En toch: als het je overkomt, ben je geneigd te denken dat het geen toeval is. Dat er een verband moet bestaan tussen droom en gebeurtenis. Logisch, wij zijn nu eenmaal verbanden-leggende en betekenis-gevende wezens. En we zijn voortdurend op zoek naar de sleutel die alles verklaart. In dat licht kun je ook de fascinatie voor zieners zoals Nostradamus begrijpen, zegt Jean Paul Van Bendegem, hoogleraar logica en wetenschapsfilosofie aan de VUB: “Er heerst bij velen het idee dat we ‘het’ allemaal ooit geweten hebben. En dat er beschavingen hebben bestaan wier kennis verloren is gegaan. De belangstelling voor Nostradamus hangt samen met de hoop om al die wetenschap ooit terug te vinden. De redenering is: stel je voor dat we ooit de code vinden waarmee we alles zullen begrijpen, de code die alle geheimen zal openbaren. Denk aan de zogenaamde Bible Code: men zoekt naar verborgen boodschappen in de bijbel door met de computer bepaalde, heel eenvoudige codes toe te passen. Bijvoorbeeld: alleen elke tiende letter lezen. Maar zelfs al vind je zo bepaalde boodschappen, dan betekent dat nog niets. Vergelijk het met de voorspellende dromen: het zou wel bijzonder eigenaardig zijn mocht zo’n zoektocht naar boodschappen in de bijbel nooit iets opleveren. Als je lang genoeg zoekt en voortdurend blijft selecteren, komt er vroeg of laat wel ‘iets’ uit.”

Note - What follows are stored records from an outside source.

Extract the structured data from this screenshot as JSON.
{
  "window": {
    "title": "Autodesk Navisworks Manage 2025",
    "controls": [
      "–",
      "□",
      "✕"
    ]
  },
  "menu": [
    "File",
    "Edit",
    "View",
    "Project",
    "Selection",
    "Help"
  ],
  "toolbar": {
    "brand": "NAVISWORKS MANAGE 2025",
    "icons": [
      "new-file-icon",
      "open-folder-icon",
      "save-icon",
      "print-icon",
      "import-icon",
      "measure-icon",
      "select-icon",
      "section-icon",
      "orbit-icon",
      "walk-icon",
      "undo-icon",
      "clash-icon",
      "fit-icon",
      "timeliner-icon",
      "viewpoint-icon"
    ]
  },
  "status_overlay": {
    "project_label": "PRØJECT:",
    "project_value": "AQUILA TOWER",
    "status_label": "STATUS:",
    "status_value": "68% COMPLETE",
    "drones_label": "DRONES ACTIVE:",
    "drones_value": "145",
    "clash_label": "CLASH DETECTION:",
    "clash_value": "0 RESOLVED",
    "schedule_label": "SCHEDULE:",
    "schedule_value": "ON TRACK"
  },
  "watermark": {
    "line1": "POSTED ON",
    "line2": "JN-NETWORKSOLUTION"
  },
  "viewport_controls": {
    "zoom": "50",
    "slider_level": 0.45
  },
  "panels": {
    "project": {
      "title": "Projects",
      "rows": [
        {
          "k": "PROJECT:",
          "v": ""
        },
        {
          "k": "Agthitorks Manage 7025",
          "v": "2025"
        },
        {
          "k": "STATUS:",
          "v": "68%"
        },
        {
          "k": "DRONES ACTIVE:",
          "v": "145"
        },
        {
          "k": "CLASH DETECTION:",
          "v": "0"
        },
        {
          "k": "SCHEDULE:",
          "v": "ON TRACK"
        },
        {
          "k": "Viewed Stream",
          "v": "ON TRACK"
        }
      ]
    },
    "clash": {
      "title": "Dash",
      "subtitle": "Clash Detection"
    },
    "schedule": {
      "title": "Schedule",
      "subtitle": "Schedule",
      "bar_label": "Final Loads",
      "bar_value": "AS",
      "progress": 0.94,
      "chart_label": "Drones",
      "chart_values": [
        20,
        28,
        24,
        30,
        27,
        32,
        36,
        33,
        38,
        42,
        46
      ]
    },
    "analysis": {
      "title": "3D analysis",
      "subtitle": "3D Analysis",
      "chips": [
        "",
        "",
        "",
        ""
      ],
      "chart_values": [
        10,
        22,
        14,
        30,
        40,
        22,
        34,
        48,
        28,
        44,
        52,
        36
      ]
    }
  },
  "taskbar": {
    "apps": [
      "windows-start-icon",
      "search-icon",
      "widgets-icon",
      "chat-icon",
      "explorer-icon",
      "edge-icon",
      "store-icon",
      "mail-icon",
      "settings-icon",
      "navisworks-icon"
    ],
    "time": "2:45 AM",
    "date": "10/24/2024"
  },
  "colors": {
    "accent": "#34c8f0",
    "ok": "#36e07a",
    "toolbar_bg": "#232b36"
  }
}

Een bal die uit het raam wordt gegooid en onderweg geen obstakel ontmoet, valt naar beneden: dat is een wetenschappelijk deugdelijke voorspelling. Maar waarzeggerij en voorspellingen van De Toekomst zijn heel wat anders. Van Bendegem wijst op de klassieke paradox, die tegelijk het ultieme tegenargument is: “Stel dat een waarzegster mij waarschuwt dat er morgen, op dat uur en op die plaats, een steen op mijn hoofd zal vallen. Dan ga ik er natuurlijk voor zorgen dat ik mij op het bewuste moment elders bevind. Zo komt de voorspelling niet uit, en is het ook geen voorspelling meer. Daarom zeggen waarzeggers: ‘Er zal u iets overkomen.’ Maar wat moet ik daarmee? Als de trein vijf minuten te laat komt, is mij ook iets overkomen, hé.”

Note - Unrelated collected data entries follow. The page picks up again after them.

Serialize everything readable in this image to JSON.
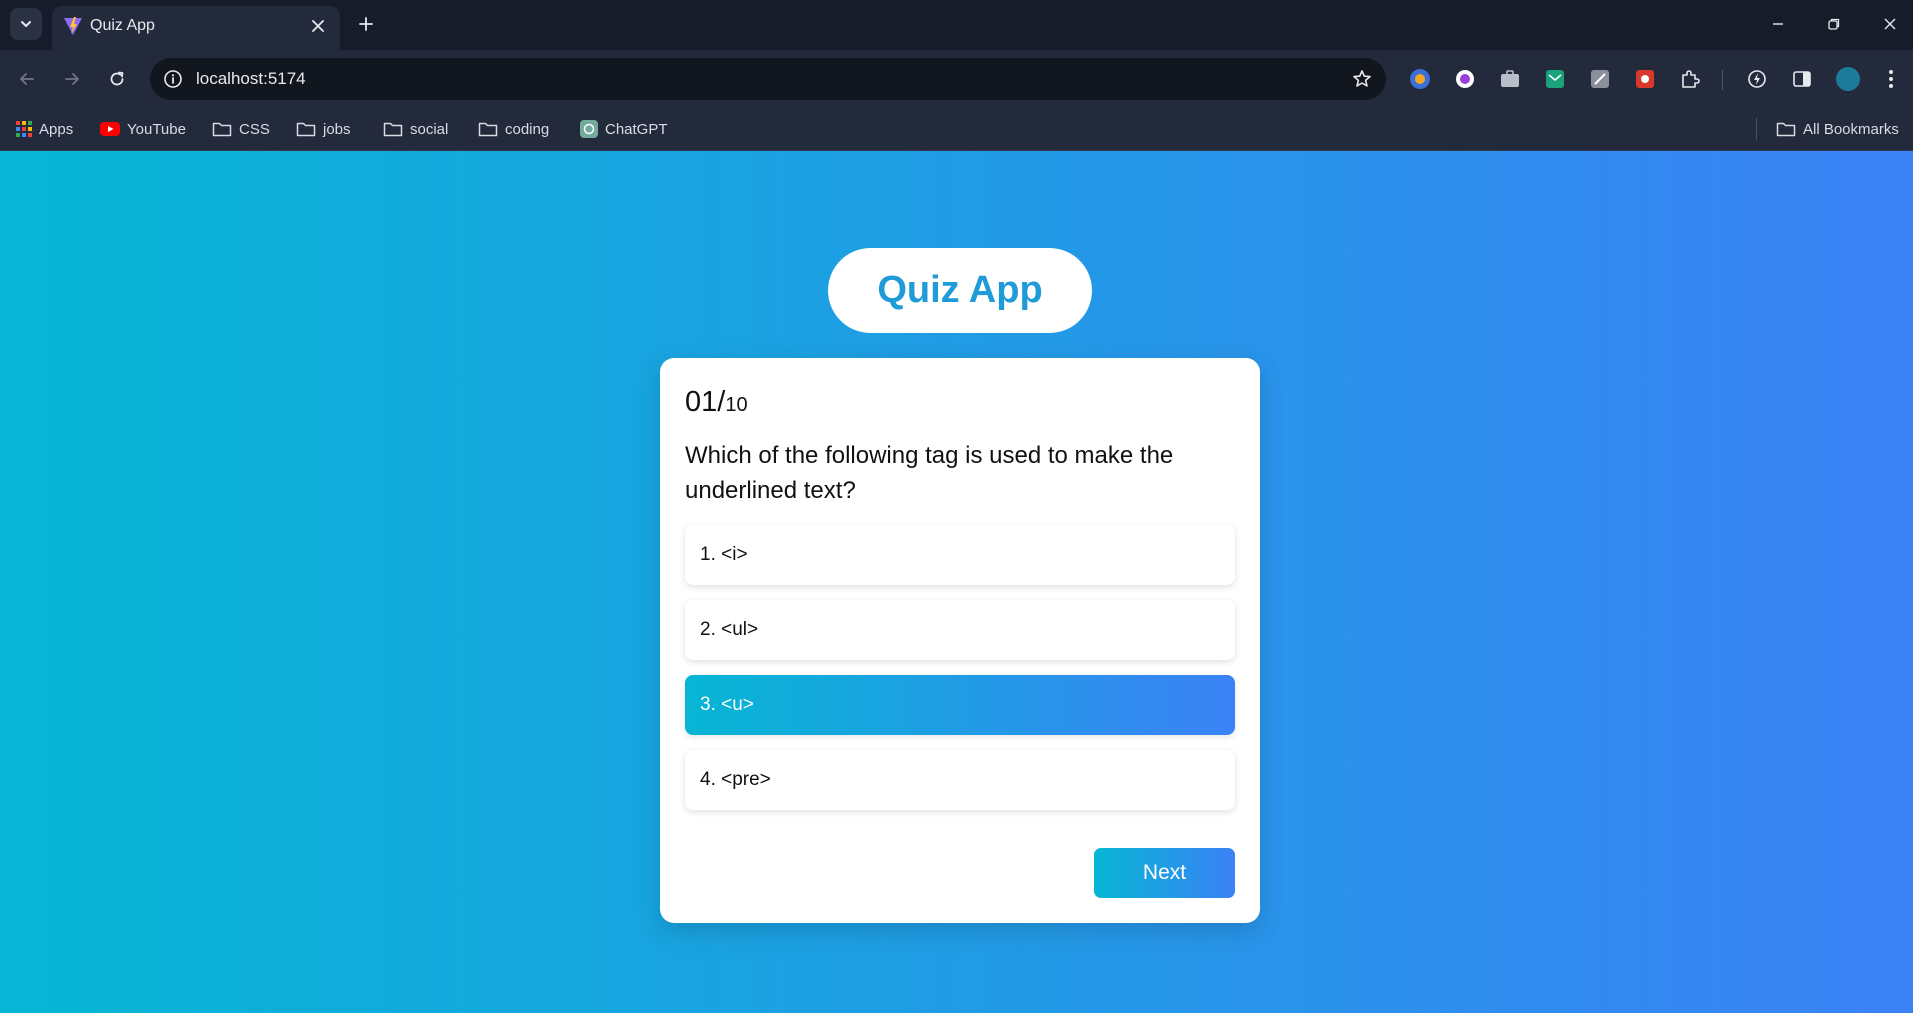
{
  "browser": {
    "tab": {
      "title": "Quiz App"
    },
    "address_bar": {
      "url": "localhost:5174"
    },
    "bookmarks": [
      {
        "label": "Apps",
        "icon": "apps-grid-icon"
      },
      {
        "label": "YouTube",
        "icon": "youtube-icon"
      },
      {
        "label": "CSS",
        "icon": "folder-icon"
      },
      {
        "label": "jobs",
        "icon": "folder-icon"
      },
      {
        "label": "social",
        "icon": "folder-icon"
      },
      {
        "label": "coding",
        "icon": "folder-icon"
      },
      {
        "label": "ChatGPT",
        "icon": "chatgpt-icon"
      }
    ],
    "all_bookmarks_label": "All Bookmarks"
  },
  "quiz": {
    "app_title": "Quiz App",
    "counter": {
      "current": "01/",
      "total": "10"
    },
    "question": "Which of the following tag is used to make the underlined text?",
    "options": [
      {
        "label": "1. <i>",
        "selected": false
      },
      {
        "label": "2. <ul>",
        "selected": false
      },
      {
        "label": "3. <u>",
        "selected": true
      },
      {
        "label": "4. <pre>",
        "selected": false
      }
    ],
    "next_label": "Next"
  },
  "colors": {
    "gradient_start": "#06b6d4",
    "gradient_end": "#3b82f6",
    "title_text": "#1e9bd8",
    "chrome_dark": "#161c29",
    "chrome_toolbar": "#232a3b"
  }
}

De voorspellingen van Nostradamus zijn dus pure onzin? “Zo simpel is het, ja. Maar als ik in debat ga met believers, heb ik natuurlijk sterke argumenten nodig. En dan nog zullen die niet volstaan. Maar goed, als ik de twijfelaars kan overtuigen, ben ik al tevreden. Vroeger was ik fanatiek: als er niemand meer in Nostradamus gelooft, dacht ik, zal de wereld er beter uitzien. James Randi ( zie kader) is daar nog altijd van overtuigd. Ik ben realistischer geworden.” Stel dat Nostradamus morgen onverhoeds bij Van Bendegem zou aanbellen: wat zou hij de grote profeet dan vragen? “Ervan uitgaande dat hij weet wat er sinds 1566 allemaal gebeurd is? Of hij zich ook wel eens vergist heeft. Mocht hij dat willen toegeven; hij zou enorm in mijn achting stijgen. (lacht) Maar ik vrees het ergste, hoor.”